A cultura do artesanato

O artesanato para mim não é importante essencialmente como cultura, como resgate de uma forma específica de moldar algum material, como um processo específico que precisa ser preservado como memória. A não ser que quando falamos em cultura pensamos em uma forma de estar no mundo, como um modo de viver. O dia-a-dia voa, então precisamos almoçar em vinte minutos para depois ir ao banco, consertar a sola do sapato que descolou para depois correr para o trabalho. Em vinte minutos abocanhamos um sanduíche, comemos no fast food. Não comemos, engolimos a comida para sobreviver até a noite. Na preparação dessa comida, evidentemente não há possibilidade de preparo como cultura: a variável mais importante é o tempo, o tempo do fast food.

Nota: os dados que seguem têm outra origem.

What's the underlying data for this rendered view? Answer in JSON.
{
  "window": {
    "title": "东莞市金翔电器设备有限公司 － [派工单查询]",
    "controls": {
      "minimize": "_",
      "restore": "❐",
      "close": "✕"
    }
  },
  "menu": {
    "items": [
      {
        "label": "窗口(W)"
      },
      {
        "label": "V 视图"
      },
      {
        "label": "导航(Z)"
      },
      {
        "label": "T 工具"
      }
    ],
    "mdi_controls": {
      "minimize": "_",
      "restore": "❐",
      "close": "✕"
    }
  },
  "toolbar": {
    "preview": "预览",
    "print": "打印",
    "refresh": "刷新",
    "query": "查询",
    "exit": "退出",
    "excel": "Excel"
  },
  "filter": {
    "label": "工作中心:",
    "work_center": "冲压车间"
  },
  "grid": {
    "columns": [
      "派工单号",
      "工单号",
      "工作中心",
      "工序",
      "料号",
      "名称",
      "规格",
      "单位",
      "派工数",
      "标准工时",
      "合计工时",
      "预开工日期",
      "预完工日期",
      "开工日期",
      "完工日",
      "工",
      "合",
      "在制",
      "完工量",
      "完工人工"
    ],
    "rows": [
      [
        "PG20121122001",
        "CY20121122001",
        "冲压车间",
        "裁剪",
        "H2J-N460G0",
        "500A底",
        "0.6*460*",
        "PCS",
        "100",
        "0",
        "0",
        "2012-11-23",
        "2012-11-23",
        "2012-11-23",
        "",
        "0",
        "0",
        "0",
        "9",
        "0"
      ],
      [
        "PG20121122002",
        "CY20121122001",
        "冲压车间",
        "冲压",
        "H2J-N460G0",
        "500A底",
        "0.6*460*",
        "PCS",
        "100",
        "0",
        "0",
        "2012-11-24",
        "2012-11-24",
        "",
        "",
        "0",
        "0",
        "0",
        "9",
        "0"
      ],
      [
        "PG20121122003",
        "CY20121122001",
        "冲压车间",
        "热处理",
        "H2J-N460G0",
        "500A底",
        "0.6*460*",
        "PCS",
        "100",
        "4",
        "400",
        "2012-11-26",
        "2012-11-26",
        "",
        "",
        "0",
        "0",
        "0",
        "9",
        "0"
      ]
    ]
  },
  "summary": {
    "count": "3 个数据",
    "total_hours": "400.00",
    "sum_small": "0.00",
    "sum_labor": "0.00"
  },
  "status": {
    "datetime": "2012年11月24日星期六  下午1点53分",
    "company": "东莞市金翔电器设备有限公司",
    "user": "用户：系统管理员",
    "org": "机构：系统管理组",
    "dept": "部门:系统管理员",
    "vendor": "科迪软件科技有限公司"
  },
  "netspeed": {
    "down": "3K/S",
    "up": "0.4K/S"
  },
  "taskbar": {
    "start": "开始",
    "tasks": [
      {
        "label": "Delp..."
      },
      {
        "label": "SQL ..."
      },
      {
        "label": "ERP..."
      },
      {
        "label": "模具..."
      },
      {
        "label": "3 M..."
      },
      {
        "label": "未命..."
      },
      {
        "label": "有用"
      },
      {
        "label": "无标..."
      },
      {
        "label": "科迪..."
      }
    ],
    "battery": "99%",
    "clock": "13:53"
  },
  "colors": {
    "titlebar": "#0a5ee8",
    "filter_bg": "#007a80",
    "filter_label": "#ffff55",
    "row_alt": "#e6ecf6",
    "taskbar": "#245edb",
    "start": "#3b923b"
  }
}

No cinema é a mesma coisa. Numa novela, num filme blockbuster, não há tempo de cozimento desses materiais, não há tempo de o cozinheiro escolher as matérias-primas da refeição com cuidado num certo mercado. Há um caminhão que chega com os produtos em grande quantidade, negociados pelo preço mais barato, e daí em diante.

Até aí tudo bem, porque concordamos com esse pacto demoníaco para ter o conforto da nossa internet e do ar condicionado com cerveja gelada, e pagamos esse preço absurdo por isso. O problema começa quando o consumidor começa a achar que o junk food é mais elaborado que o artesanato. Essa inversão de valores acontece não somente pela falta de educação, de conhecimentos “gastronômicos”, mas por uma imposição de valores, por uma lavagem cerebral que leva o consumidor a supor que “ao comer junk food” ele se insere em um grupo que é mais “bacana” que outro. E o que as pessoas querem no fundo é se inserir em um grupo que seja o maior e mais homogêneo possível.

Aí o artesanato passa a ser cultura, e eu defendo o artesanato como processo de resistência de uma forma de estar no mundo, e aí o artesanato como cultura vira processo político. No final de Desertum, eu fiquei “costurando” os fades, as fusões, a imagem e o som, esperando o tempo de cozimento desses alimentos. Poder saborear esse tempo de cozimento é como esperar o tempo da colheita numa horta, é como esperar o dia após a noite, é como esperar o verão após o inverno, é como esperar a neblina passar, é como esperar adormecer aquele antigo amor que se foi para surgir outro.

Comentários

Anônimo disse…
Acho que o problema não é só uma necessidade se pertencer a um grupo mais bacana, acho que simplesmente estamos desaprendendo a ter tempo pra apreciação. Queremos evasão, sabores rápidos e descartáveis, nos adaptamos a civilização que construimos.
Um dito bem comum é que a cultura é filha do ócio, não como negar que sem tempo, e mais importante, disposição para apreciar esse tempo a arte não avançaria.